Sistem nilai dan asumsi pada seseorang terbentuk melalui proses belajar pengalaman yang diperoleh dalam kehidupan seseorang, dan juga dari kesimpulan-kesimpulan terhadap pengalaman-pengalaman yang dipernah diperolehnya. Kesimpulan-kesimpulan tersebut kemudian menjadi keyakinan seseorang. Keyakinan yang terbentuk itu akan mempengaruhi penafsiran dan kesimpulan terhadap pengalaman-pengalaman yang datang dikemudian hari.
Nilai dan asumsi yang berkembang pada diri seseorang akan terwujut dalam konsep diri, orientasi ambisi, cara memandang nasip, penilaian terhadap orang lain dan tentang hal-hal lain. Secara khusus konsep diri seseorang berisi anggapan dan keyakinan seseorang tentang statusnya, haknya, kewajiban-kewajibanya, kemampuannya, penilaian orang mengenai dirinya dan hal-hal lain yang berhubungan dengan dirinya. Konsep diri inilah yang menjadi jawaban dari pertanyaan “SIAPAKAH SAYA”. Jawaban dari pertanyaan tersebut selanjutnya akan mempengaruhi cara berfikir dan perilaku seseorang.
Untuk menjawab Pertanyaan “siapa saya”, tentu tidaklah terlalu mudah. Kesulitan tersebut berkaitan dengan keluasan dari “daerah kesadaran” yang ada pada diri seseorang.
Berkaitan dengan masalah daerah kesadaran diri ini Joe Luft dan Harry Ingham (disingkat Johari ) memperkenalkan suatu teknik mengenal diri sendiri yang dikenal dengan konsep Johari Window.
Menurut konsep ini ada empat ranah (domain) dari daerah kesadaran dalam diri seseorang, yaitu sebagai berikut :
DAERAH PUBLIK
(A) DAERAH BUTA
(Blind area)
( B)
DAERAH TERSEMBUNYI
(C) DAERAH YANG TAK DISADARI
(D)

Daerah Publik (A) : Wilayah dari kesadaran manusia yang memuat hal-hal yang diketahui oleh dirinya dan orang lain . Artinya hal-hal pada diri seseorang yang diketahui oleh orang itu sendiri dan juga diketahui oleh orang lain.
Daerah Buta (B) : Darah kesadaran yang memuat hal-hal yang diketahui oleh orang lain, tetapi tidak diketahui oleh dirinya sendiri.
Daerah Tersembunyi (C) : Daerah kesadaran yang hanya memuat hal-hal yang diketahui oleh dirinya sendiri tetapi tidak diketahui oleh orang lain. (daerah rahasia pribadi) .
Daerah Tak Disadari (D): Daerah kesadaran yang memuat hal-hal yang direpres ke dalam ketidaksadaran
Untuk pengembangan pribadi dan pengenalan diri yang idial maka sedapat mungkin seseorang harus memperbesar daerah pubilknya, karena semakin banyak hal yang dipahami bersama, maka seseorang akan lebih mudah membawakan dirinya dihadapan orang lain.
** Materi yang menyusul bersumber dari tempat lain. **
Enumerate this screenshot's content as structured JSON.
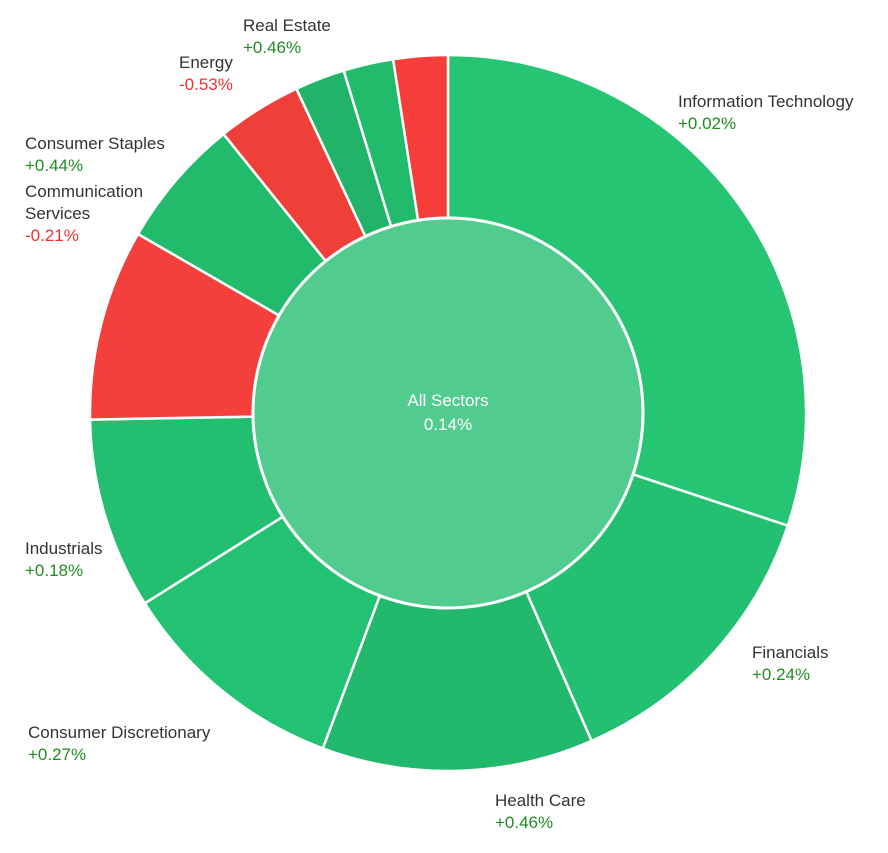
{
  "chart_data": {
    "type": "pie",
    "center": {
      "label": "All Sectors",
      "value": "0.14%"
    },
    "colors": {
      "positive": "#22c272",
      "negative": "#f04038",
      "center_fill": "#52cc8e",
      "positive_text": "#228b22",
      "negative_text": "#f03030"
    },
    "segments": [
      {
        "name": "Information Technology",
        "name_lines": [
          "Information Technology"
        ],
        "change": "+0.02%",
        "weight": 30.7,
        "color": "#25c574",
        "labeled": true
      },
      {
        "name": "Financials",
        "name_lines": [
          "Financials"
        ],
        "change": "+0.24%",
        "weight": 13.6,
        "color": "#23c072",
        "labeled": true
      },
      {
        "name": "Health Care",
        "name_lines": [
          "Health Care"
        ],
        "change": "+0.46%",
        "weight": 12.5,
        "color": "#22b96c",
        "labeled": true
      },
      {
        "name": "Consumer Discretionary",
        "name_lines": [
          "Consumer Discretionary"
        ],
        "change": "+0.27%",
        "weight": 10.6,
        "color": "#23c272",
        "labeled": true
      },
      {
        "name": "Industrials",
        "name_lines": [
          "Industrials"
        ],
        "change": "+0.18%",
        "weight": 8.8,
        "color": "#22bf70",
        "labeled": true
      },
      {
        "name": "Communication Services",
        "name_lines": [
          "Communication",
          "Services"
        ],
        "change": "-0.21%",
        "weight": 8.8,
        "color": "#f4403c",
        "labeled": true
      },
      {
        "name": "Consumer Staples",
        "name_lines": [
          "Consumer Staples"
        ],
        "change": "+0.44%",
        "weight": 6.0,
        "color": "#22bb6c",
        "labeled": true
      },
      {
        "name": "Energy",
        "name_lines": [
          "Energy"
        ],
        "change": "-0.53%",
        "weight": 3.9,
        "color": "#ee4038",
        "labeled": true
      },
      {
        "name": "Real Estate",
        "name_lines": [
          "Real Estate"
        ],
        "change": "+0.46%",
        "weight": 2.3,
        "color": "#21b368",
        "labeled": true
      },
      {
        "name": "",
        "name_lines": [],
        "change": "",
        "weight": 2.3,
        "color": "#22bb6c",
        "labeled": false
      },
      {
        "name": "",
        "name_lines": [],
        "change": "",
        "weight": 2.5,
        "color": "#f63e3a",
        "labeled": false
      }
    ]
  }
}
Memperbesar daerah publik dapat diusahakan dengan dua cara, yaitu: Mengekpresikan diri dan Meminta/mencari Umpan Balik. Cara memberi umpan balik yang baik adalah menguraikan, bukan menilai, menyampaikan pada saat yang tepat serta hanya mengutarakan hal-hal yang kiranya bisa dirubah.
Manfaat Mengenali Diri Sendiri
1. Dapat Mengetahui apa yang dibutuhkan dalam hidup ini
2. Dapat mengetahui kelebihan dan kekurangan pribadi
3. Dapat memenfaatkan pengetahuan diri untuk menujang cita-cita
4. Dapat mengatahui mengapa menjadi sukses dan gagal dalam suatu hal
5. Dapat merencanakan masa depan secara lebih terarah

PENGENALAN DIRI HANYA AKAN TERCAPAI DENGAN MENGUSAHAKAN UMPAN BALIK YANG JUJUR TENTANG DIRINYA DARI ORANG LAIN.